The things I stressed over during the pregnancy had no effect on the labour, Oliver or me. The delivering doctor asked to keep the placenta for study due to the marginal cord insertion, just as my doctor had said they might, but that was all that came of it. After checking my thyroid months after Oliver arrived, I no longer had hypothyroidism. And because of how amazing Jon is, and with the help of supportive family and friends, moving with a newborn wasn’t as stressful as I had feared, and we had the most beautiful home to settle into.

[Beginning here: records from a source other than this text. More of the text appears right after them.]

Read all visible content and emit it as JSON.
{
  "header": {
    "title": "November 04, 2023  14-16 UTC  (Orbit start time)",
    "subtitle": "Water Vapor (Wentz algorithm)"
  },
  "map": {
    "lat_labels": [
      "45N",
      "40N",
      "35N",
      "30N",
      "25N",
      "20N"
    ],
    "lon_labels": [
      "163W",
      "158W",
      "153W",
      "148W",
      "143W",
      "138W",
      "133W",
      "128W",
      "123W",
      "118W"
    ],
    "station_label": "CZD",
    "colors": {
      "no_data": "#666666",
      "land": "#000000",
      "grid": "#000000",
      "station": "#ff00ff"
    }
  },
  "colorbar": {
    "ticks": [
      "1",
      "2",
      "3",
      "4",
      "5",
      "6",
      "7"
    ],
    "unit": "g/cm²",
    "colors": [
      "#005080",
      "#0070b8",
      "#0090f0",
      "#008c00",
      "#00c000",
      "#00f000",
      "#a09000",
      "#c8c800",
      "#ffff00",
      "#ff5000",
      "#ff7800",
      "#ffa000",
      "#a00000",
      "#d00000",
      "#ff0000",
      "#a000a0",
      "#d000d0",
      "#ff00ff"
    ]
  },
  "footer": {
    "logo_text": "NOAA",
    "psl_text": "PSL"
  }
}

Luckily, my mom was on the road to recovery and she met the baby boy of her dreams when he was only two days old. Following some rehabilitation and a short stint back at home, she made the difficult but smart decision to move into assisted living. This makes for much less worry on everyone’s part though, and it is a great place for her grand kids to visit her.
Jon’s dad met Oliver even earlier, when he and Jon’s mum came to the hospital to meet their new grandson. Jon’s dad spent time cuddling and cooing with Oliver, saying over and over how it was just like holding Jonathan as a baby. Oliver really is the spitting image of his father: bright blue eyes and full lips, and just the tiniest bit of blond hair on his perfectly round head. And Oliver carries John as a middle name, in honour of Granddad, who had 5 months with his new grand baby before sadly, he passed away.
After we miscarried, I saw a rainbow and it helped give me hope. And not long after Jon’s dad passed away, we saw one while driving, high in the sky, like a reminder of bright things looming on the horizon. The first two months with Oliver weren’t always easy (more on that in a future post) but once he learned to smile and got through that difficult newborn stage, it became apparent that our Ollie was very easy going and in fact, a very bubbly baby. He brings joy to all of our family, just when we needed it most. Our rainbow baby, who was the happiness that came after miscarriage, has now helped us through an even bigger loss.
Until recently Oliver slept in his bassinet in our room. Once he woke in the early morning, I’d bring him into our bed to feed. Even though he was hungry, he always took time to give Jon the gummiest of grins, often while lying upside down, squealing in delight as he looked at Daddy. No matter how hard the night before had been, no matter how much sadness we were all feeling, those moments between father and son were everything! The look of intense love and pure happiness that washed over Jon’s face in return is etched into my mind as well. Jon would smile back at his baby boy, shake his head in awe, and say: “Amazing, just amazing.” And it really is amazing: this boy and his light; the brightness he brings to our world; and, the power of love to help us heal.